- Coat of arms
- Gmina Knyszyn within the Mońki County
- Coordinates (Knyszyn): 53°18′47″N 22°55′3″E﻿ / ﻿53.31306°N 22.91750°E
- Country: Poland
- Voivodeship: Podlaskie
- County: Mońki
- Seat: Knyszyn

Area
- • Total: 127.68 km^{2} (49.30 sq mi)

Population (2006)
- • Total: 4,942
- • Density: 39/km^{2} (100/sq mi)
- • Urban: 2,835
- • Rural: 2,107
- Website: https://www.knyszyn.pl/

= Gmina Knyszyn =

Gmina Knyszyn is an urban-rural gmina (administrative district) in Mońki County, Podlaskie Voivodeship, in north-eastern Poland. Its seat is the town of Knyszyn, which lies approximately 13 km south-east of Mońki and 28 km north-west of the regional capital Białystok.

The gmina covers an area of 127.68 km2, and as of 2006 its total population is 4,942 (out of which the population of Knyszyn amounts to 2,835, and the population of the rural part of the gmina is 2,107).

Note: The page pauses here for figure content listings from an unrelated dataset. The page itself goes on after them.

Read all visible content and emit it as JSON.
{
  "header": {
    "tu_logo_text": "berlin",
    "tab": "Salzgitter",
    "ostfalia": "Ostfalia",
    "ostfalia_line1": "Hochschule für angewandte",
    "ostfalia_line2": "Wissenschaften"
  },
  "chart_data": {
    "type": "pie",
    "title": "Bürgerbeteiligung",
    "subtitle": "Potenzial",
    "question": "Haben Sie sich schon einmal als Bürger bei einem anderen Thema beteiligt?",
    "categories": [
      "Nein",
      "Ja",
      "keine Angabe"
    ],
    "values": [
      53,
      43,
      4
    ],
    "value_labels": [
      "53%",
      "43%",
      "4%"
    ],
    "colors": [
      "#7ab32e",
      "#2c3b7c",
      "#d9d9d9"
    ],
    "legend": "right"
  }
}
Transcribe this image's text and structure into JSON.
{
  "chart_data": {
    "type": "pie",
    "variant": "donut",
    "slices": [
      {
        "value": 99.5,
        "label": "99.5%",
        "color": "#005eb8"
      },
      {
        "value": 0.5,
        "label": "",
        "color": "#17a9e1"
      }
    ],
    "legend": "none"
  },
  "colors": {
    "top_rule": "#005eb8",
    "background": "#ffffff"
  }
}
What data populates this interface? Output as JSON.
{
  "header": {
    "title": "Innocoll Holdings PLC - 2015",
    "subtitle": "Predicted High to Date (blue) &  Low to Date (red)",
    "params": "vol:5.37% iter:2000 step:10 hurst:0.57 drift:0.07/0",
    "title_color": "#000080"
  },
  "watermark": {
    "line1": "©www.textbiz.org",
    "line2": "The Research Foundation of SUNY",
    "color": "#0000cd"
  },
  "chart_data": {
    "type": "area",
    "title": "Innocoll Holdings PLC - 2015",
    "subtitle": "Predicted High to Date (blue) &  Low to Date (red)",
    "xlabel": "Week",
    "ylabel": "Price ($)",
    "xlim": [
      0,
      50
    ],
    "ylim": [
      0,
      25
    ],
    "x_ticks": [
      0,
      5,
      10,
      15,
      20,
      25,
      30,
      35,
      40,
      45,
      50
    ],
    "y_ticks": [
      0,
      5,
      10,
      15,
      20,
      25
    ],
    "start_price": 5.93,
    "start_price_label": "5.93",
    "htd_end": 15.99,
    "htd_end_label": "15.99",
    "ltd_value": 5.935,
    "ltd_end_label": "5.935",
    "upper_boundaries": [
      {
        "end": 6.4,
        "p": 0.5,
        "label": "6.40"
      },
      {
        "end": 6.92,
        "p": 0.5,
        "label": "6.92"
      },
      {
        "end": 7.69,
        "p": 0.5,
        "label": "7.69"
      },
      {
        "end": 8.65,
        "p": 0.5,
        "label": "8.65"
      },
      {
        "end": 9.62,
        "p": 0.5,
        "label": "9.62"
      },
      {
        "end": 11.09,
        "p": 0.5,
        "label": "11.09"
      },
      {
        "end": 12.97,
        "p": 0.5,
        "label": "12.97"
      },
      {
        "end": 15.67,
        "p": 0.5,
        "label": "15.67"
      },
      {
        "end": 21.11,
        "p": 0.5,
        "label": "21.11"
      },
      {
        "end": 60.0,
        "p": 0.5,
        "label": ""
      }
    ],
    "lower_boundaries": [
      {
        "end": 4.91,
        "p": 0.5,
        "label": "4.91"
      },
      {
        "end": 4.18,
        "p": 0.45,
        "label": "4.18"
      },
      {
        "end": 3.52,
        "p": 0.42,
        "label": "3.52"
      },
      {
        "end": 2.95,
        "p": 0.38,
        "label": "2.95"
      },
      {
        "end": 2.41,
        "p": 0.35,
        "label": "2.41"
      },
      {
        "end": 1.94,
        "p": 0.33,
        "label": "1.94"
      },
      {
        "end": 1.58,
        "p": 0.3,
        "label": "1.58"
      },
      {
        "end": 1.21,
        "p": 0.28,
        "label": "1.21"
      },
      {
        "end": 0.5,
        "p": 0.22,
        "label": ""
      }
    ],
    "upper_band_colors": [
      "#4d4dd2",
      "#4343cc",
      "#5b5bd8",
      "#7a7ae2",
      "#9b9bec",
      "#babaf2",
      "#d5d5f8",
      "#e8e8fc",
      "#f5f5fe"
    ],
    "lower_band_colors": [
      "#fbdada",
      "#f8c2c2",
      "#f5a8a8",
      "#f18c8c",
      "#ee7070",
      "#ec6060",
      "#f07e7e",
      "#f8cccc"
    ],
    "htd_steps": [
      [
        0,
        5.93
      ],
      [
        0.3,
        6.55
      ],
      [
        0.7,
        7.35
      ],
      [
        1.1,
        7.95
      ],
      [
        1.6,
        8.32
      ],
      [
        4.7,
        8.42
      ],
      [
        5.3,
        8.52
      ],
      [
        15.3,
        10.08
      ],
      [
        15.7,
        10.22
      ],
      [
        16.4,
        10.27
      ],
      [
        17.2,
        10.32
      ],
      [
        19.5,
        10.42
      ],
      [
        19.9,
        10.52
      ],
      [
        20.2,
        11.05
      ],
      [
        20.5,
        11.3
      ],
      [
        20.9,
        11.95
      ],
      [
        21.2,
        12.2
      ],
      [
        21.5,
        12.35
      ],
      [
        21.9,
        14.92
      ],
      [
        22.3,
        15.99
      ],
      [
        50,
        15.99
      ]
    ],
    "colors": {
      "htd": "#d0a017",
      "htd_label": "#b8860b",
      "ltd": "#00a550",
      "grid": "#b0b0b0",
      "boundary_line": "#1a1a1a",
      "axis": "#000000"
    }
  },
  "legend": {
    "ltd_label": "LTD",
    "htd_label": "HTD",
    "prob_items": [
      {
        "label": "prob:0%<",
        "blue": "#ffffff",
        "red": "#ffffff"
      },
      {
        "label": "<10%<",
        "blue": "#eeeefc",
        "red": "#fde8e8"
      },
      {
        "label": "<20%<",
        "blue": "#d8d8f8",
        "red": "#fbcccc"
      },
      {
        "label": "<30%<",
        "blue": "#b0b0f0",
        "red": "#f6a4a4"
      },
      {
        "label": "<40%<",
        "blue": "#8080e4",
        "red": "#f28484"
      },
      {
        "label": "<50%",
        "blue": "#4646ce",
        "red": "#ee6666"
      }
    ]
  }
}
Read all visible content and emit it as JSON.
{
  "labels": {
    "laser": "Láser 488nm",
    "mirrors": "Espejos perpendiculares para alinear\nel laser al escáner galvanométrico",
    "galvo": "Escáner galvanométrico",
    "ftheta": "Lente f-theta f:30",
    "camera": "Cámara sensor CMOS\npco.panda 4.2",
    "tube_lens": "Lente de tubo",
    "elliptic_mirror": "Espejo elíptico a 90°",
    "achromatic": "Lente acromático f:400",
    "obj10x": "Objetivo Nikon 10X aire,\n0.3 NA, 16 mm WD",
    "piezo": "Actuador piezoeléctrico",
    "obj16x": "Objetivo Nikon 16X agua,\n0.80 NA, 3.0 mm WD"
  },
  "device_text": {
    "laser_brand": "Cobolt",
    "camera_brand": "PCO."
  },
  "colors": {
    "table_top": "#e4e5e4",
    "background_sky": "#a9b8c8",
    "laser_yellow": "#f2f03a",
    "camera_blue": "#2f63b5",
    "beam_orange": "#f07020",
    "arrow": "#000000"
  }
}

The gmina contains part of the protected area called Knyszyń Forest Landscape Park.

==Villages==
Apart from the town of Knyszyn, Gmina Knyszyn contains the villages and settlements of Chobotki, Czechowizna, Grądy, Guzy, Jaskra, Kalinówka Kościelna, Knyszyn-Cisówka, Knyszyn-Zamek, Lewonie, Nowiny Kasjerskie, Nowiny-Zdroje, Ogrodniki, Poniklica, Stoczek, Wodziłówka, Wojtówce and Zofiówka.

==Neighbouring gminas==
Gmina Knyszyn is bordered by the gminas of Czarna Białostocka, Dobrzyniewo Duże, Jasionówka, Krypno and Mońki.